Active Selection and Class Balance

Label-efficient CIL methods are moving from random or few-shot sample annotation toward active selection from large unsupervised pools (Active CIL or ACIL). The CBS (Class-Balanced Selection) strategy clusters the feature space and greedily selects samples to minimize the KL divergence between the selected and unlabeled feature distributions within each cluster. This procedure ensures class balance and informativeness, leading to better downstream classification performance and robustness to class imbalance, particularly when integrated with prompt-based pretrained models (2412.06642).

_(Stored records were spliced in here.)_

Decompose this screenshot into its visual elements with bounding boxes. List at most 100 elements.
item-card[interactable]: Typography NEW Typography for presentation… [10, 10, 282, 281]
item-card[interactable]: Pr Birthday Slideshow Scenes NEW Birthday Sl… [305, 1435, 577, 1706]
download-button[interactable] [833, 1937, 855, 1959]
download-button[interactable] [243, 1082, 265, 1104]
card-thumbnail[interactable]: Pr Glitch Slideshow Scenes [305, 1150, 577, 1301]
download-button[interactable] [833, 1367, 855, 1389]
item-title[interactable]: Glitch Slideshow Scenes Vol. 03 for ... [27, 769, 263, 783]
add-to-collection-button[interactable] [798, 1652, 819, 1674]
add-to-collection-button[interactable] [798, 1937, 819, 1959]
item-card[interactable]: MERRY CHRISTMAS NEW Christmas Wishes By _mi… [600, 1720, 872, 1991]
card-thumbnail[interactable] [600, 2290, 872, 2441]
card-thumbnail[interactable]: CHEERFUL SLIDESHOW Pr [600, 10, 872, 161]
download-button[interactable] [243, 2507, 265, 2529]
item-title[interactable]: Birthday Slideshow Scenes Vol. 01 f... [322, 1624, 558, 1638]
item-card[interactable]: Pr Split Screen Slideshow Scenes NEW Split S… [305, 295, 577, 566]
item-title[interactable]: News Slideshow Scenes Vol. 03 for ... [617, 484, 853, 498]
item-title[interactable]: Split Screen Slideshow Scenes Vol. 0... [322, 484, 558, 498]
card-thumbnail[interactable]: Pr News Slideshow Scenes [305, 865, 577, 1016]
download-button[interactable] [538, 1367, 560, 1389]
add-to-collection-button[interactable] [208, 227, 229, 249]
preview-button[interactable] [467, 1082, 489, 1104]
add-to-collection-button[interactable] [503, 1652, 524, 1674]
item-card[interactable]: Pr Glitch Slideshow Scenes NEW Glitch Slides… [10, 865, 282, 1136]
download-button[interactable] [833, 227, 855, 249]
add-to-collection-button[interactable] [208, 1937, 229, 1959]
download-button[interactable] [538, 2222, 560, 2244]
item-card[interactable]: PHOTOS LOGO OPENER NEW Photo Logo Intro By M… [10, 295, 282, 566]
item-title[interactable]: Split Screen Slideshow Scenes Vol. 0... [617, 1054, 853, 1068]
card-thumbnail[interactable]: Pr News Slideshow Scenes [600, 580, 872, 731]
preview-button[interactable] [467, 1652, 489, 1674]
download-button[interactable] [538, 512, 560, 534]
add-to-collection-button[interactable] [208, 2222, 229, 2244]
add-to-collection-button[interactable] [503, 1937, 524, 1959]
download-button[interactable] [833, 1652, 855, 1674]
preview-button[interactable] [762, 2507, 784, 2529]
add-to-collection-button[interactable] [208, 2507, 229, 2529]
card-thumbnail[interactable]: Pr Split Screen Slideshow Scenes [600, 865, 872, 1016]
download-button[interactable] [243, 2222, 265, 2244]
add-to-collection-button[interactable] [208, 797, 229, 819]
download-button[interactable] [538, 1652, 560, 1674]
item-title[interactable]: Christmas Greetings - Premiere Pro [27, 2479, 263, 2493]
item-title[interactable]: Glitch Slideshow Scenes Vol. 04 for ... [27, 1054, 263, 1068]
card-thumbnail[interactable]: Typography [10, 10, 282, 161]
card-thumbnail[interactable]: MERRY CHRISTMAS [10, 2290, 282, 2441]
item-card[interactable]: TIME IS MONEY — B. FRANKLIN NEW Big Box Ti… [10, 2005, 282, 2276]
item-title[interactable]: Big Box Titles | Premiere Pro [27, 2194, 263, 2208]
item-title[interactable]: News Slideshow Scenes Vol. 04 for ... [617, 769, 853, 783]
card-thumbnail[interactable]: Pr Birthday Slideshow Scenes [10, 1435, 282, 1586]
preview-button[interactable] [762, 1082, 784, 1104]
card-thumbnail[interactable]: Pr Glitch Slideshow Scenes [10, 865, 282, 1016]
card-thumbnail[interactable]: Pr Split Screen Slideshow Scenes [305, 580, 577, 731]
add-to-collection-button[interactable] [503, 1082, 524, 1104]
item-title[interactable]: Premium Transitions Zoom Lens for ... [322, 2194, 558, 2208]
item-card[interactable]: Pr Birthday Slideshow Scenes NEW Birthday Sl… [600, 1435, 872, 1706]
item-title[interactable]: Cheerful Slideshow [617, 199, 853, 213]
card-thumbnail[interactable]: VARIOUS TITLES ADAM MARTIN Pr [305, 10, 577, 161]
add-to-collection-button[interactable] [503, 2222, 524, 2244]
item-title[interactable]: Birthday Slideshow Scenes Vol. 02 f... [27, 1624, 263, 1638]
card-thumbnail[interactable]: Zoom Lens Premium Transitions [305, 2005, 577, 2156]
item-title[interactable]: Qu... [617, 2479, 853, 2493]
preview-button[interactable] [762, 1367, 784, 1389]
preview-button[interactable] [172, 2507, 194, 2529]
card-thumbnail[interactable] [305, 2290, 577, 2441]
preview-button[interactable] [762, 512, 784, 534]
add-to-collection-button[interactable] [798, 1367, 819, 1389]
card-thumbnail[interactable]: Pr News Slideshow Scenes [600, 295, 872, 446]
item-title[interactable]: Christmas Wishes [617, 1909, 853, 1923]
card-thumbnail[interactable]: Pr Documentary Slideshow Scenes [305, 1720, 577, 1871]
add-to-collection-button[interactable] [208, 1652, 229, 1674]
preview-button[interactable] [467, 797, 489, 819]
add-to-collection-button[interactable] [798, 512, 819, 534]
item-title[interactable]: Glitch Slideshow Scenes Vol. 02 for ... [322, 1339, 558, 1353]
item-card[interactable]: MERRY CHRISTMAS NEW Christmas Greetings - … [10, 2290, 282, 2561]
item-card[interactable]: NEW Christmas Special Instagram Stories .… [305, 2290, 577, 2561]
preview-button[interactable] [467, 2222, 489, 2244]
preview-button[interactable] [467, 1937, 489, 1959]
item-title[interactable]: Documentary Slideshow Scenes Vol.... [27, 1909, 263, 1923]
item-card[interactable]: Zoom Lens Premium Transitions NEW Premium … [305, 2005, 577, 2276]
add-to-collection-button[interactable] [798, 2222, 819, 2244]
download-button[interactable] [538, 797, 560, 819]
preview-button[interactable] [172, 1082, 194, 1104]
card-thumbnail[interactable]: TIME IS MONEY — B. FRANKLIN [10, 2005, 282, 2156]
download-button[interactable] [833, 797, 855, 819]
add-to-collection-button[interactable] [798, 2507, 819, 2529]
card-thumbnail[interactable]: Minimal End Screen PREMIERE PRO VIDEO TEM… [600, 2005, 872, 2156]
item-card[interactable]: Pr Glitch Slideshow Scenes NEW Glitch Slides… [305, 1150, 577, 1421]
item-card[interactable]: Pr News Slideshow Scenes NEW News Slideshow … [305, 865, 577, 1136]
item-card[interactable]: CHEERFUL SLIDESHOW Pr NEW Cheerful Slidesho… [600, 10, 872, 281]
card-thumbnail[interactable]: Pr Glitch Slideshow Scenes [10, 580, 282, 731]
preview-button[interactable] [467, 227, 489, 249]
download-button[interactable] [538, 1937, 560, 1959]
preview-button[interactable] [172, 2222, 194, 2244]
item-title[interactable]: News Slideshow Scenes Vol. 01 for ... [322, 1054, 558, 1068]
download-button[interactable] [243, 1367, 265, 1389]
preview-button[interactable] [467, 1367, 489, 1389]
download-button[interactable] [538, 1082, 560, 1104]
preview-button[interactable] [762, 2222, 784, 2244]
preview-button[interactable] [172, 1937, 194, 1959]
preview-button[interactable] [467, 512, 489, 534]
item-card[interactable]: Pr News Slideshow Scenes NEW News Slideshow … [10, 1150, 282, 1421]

7. Applications and Evaluation Protocols

CIL methodologies are evaluated across numerous datasets, including CIFAR-100, ImageNet, fine-grained benchmarks (CUB-200, Flowers-102), video datasets (AVE, Kinetics-Sounds, VGGSound), and audio benchmarks (Audioset). Scenarios consider both balanced and imbalanced splits, small and large domain shifts, disjoint and overlapping classes, and resource-constrained regimes. Performance is reported as average incremental accuracy, forgetting rates, and balanced accuracy on old and new classes (2011.01844, 2208.03767). High-performing approaches demonstrate robust mitigation of forgetting, scalability to thousands of classes, and practical applicability in streaming data and privacy-sensitive environments.


This synthesis reviews the principal challenges, methodological divisions, update mechanisms, preservation strategies, specialized settings, and recent advancements characterizing class-incremental learning, as well as the state-of-the-art empirical results and evaluation standards used in the literature.